Opinion Editorial on behalf of State Senator Crystal Brantley (R- Elephant Butte).
Not long ago, this community stood together in grief after three teenagers were shot and killed by other teenagers at Young Park. A neighborhood park, on a Friday night. We said then that we could not let it happen again.
This month, we buried Chris Carnero.
I stood with his family and looked out at a community that is tired. Tired of grieving. Tired of marching. Tired of showing up to press conferences and vigils that should never have to happen.
I am tired too. As a mother, I am heartbroken. As your state senator, I am telling you plainly: the “system” will not fix this for us. We have to demand it. And we have to be honest about what fixing it actually looks like.
Here is what the current system does. A young person begins making dangerous choices. Maybe it starts with theft, a fight, a weapons charge. Law enforcement responds. The case moves through the juvenile system. And in most instances, nothing of consequence happens. No meaningful intervention. No real accountability. No course correction.
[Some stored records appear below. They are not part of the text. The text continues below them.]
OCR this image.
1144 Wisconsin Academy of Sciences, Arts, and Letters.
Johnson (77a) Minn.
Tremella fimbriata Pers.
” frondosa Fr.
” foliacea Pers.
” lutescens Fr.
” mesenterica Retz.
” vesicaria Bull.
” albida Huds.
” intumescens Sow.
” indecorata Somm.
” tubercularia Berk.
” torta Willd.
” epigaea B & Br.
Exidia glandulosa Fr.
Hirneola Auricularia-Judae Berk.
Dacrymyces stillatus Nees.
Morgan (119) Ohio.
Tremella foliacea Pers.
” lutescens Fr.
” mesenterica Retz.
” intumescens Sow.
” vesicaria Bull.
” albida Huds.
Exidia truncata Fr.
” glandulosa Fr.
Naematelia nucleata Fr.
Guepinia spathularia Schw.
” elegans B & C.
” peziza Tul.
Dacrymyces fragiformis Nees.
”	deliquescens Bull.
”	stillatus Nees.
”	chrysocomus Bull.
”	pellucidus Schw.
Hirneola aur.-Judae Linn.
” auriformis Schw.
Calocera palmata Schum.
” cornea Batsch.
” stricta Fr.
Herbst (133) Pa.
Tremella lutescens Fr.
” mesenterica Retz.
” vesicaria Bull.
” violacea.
The message sent, whether we intend it or not, is that there are no real consequences for escalating behavior.
So the behavior escalates.
The system stays quiet until that child commits a crime serious enough to trigger Serious Youth Offender prosecution. And by then, it is almost always too late — for the victim, for the community, and for the young person themselves.
That is not a justice system. That is a conveyor belt.
I have introduced legislation to change this. My bill with Senator Linda Trujillo would expand the definition of “serious youthful offender” to include second-degree murder and drive-by shootings that cause serious bodily harm — offenses that under current law carry no such designation. Right now, that label applies to exactly one crime: first-degree murder. A teenager can commit violent offense after violent offense, short of premeditated murder, and never trigger meaningful accountability.
My legislation closes that gap for offenders 15 and older. It says: we are not going to wait until you kill someone to intervene. We are going to step in while there is still time to change the trajectory. That intervention comes with real accountability — but also with education, rehabilitation, and a structured path forward. There must be serious consequences for serious offenses and a meaningful way for our law to deter escalating violence.
I want to be clear: programs like YDI, Big Brothers Big Sisters, and the Boys and Girls Club do important work. Mentorship, after-school programming, and community support are part of any real solution, and Las Cruces is fortunate to have organizations committed to young people. We should support them. But those programs reach kids who are still connected. They do not stop a teenager already deep into a cycle of violence from taking a life — or losing their own. We need both.
I am asking every elected official in this community — state legislators, city councilors, county commissioners, school board members — to get off the sidelines. Not with a resolution. Not with a social media post. With public, sustained support for a multifaceted approach: early intervention programs, accountability measures that actually bite, and a criminal code that does not wait for a body count to take young offenders seriously.
New Mexico has spent years at the bottom of every list that matters for children. Las Cruces does not have to accept that. This community has shown it can grieve and still organize, mourn and still demand, lose and still fight.
Chris Carnero’s name should mean something beyond this moment. Young Park should not just be an annual vigil. Let this be the moment Las Cruces decided to turn our grief into change.